For the resolver-side mechanics — how synthetic modules materialize lazily, how per-distro views resolve cross-distro collisions, how effective distro flows into cache keys — see Catalog and Materialization. For the apk-specific mirror-verbatim mechanism, see Alpine apk Passthrough. For the apk signing trust chain, see apk Signing.

Adding a new distro

The pattern is parallel across distros: a Go-side parser for the upstream format, a feed builtin that registers a synthetic module with a Lookup callback, a materializer that constructs *Unit objects from upstream entries, a project repo emitter for republishing verified-mirror packages, and an image assembler branch that knows how to install packages of the format. The two existing distros are the reference templates:

  • Alpine: internal/apkindex/, internal/feeds/alpine/, internal/artifact/apk.go, internal/repo/index.go.
  • Debian: internal/dpkg/, internal/feeds/debian/, internal/deb/, internal/repo/deb_emitter.go.

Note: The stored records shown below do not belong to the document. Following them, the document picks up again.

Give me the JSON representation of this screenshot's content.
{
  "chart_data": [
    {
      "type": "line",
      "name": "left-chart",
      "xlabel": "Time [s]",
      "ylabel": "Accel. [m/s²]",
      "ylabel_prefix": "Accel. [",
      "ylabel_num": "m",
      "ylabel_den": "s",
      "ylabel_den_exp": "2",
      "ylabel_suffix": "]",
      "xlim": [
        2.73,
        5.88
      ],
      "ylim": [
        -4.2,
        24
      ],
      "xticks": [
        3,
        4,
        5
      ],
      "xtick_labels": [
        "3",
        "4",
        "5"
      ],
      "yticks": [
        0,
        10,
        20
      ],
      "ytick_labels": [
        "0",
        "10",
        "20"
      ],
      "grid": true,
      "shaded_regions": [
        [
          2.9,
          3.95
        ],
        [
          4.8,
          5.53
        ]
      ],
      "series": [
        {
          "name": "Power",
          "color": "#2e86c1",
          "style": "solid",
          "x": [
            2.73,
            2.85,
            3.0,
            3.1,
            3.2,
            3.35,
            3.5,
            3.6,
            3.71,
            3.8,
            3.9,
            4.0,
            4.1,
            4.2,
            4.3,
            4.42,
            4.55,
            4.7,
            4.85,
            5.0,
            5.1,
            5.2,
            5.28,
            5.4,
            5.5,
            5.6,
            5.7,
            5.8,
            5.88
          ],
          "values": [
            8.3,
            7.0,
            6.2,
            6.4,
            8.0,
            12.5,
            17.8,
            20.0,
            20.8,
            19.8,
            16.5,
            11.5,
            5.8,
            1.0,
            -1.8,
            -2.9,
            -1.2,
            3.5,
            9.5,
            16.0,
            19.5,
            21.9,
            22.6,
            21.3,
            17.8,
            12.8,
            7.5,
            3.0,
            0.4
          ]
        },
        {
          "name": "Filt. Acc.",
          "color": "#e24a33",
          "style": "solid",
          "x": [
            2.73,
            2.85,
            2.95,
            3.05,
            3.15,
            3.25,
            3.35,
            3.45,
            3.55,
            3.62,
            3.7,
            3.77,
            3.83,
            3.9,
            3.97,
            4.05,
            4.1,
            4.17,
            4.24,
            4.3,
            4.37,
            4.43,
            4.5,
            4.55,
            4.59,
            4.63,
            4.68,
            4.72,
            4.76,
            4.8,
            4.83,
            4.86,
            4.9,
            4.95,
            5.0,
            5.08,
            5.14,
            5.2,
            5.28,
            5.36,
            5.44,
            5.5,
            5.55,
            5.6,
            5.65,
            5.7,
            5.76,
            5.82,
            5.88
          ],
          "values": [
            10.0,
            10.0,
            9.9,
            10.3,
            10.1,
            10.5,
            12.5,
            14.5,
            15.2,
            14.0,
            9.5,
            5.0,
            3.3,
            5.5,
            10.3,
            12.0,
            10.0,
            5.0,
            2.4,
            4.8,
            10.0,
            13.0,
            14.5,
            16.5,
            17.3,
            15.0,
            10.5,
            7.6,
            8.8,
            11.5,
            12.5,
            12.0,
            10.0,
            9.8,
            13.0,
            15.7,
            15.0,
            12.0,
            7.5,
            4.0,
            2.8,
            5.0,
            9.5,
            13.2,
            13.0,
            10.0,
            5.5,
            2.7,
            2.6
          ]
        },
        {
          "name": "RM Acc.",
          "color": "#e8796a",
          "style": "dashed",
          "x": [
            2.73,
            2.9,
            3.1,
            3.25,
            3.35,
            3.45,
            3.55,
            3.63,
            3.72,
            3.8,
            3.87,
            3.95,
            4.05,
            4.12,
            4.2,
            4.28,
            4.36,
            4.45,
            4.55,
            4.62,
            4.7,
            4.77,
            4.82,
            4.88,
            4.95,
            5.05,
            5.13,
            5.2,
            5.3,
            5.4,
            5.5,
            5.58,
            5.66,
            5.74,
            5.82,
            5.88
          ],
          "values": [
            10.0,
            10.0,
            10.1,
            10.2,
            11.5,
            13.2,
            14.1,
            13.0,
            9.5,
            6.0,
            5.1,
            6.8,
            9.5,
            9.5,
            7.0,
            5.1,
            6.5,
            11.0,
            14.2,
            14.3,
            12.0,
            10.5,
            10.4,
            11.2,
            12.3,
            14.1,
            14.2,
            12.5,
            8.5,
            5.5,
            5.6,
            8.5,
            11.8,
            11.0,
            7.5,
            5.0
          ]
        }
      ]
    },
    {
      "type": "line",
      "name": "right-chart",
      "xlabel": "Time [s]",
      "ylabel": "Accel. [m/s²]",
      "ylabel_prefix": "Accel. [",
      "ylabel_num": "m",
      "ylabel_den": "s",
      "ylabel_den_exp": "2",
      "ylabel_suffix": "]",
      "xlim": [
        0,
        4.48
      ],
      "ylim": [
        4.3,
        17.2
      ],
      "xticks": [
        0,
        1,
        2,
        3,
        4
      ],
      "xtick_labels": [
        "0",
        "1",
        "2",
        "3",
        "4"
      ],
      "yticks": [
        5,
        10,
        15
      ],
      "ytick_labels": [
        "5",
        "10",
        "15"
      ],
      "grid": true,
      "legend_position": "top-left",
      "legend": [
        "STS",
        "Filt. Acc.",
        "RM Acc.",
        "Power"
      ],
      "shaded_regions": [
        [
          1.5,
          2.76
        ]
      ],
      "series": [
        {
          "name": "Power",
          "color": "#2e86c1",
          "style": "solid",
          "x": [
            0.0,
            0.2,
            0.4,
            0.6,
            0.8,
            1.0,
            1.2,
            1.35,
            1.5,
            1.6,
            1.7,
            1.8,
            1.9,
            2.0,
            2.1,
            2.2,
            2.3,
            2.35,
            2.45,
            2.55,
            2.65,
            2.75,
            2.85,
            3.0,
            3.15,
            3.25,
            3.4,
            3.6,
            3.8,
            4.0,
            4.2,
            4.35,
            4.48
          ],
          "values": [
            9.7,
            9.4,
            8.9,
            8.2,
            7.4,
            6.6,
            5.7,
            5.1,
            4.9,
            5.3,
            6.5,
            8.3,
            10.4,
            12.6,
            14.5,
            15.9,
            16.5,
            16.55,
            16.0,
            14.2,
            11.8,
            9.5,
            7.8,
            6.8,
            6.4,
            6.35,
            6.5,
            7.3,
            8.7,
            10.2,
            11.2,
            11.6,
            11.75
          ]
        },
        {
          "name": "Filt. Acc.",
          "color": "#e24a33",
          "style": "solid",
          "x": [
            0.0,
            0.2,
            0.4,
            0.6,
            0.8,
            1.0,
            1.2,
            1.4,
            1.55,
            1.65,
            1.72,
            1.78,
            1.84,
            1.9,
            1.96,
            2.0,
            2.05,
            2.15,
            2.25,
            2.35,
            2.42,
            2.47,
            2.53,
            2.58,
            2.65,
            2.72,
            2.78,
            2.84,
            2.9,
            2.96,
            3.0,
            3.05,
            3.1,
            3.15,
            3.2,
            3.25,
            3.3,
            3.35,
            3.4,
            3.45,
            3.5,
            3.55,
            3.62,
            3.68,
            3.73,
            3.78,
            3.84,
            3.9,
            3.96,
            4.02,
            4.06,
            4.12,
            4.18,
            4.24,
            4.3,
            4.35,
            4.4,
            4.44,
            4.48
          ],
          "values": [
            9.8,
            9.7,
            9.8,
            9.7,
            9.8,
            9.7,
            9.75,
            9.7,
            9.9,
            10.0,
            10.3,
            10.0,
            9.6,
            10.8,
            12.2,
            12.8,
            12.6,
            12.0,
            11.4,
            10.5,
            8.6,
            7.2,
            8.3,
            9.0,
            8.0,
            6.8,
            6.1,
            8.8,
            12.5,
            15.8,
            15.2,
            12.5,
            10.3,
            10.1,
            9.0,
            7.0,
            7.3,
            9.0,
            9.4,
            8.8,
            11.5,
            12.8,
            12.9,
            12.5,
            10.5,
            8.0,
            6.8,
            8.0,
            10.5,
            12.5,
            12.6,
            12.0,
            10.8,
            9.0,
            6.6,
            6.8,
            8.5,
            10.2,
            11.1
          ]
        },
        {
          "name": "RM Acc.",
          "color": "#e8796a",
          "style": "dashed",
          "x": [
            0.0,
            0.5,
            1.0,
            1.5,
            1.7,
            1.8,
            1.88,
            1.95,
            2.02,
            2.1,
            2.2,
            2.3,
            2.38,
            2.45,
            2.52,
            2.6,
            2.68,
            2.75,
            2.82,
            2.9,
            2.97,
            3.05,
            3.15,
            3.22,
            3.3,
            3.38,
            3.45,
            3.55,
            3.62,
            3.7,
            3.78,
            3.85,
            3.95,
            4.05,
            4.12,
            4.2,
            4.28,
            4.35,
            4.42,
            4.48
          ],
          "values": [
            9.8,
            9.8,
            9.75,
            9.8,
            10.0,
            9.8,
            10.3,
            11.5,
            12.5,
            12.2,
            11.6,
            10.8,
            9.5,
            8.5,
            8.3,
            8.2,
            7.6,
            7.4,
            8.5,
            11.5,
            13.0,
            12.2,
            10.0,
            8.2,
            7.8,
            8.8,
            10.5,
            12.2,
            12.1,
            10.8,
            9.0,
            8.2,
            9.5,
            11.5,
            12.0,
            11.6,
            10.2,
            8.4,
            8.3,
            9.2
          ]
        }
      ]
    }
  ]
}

Ubuntu was the cheapest next distro and is already shipped — it’s .deb-format with different upstream keys and URLs, so module-ubuntu mostly shims over apt_feed() with a different keyring, suite, and split archive/ports mirrors (see module-ubuntu.md). Fedora / RHEL would need a new format parser (.rpm, repodata), a new materializer, and a new image-assembler branch (dnf --installroot instead of mmdebstrap); the infrastructure is already factored to make this additive rather than invasive.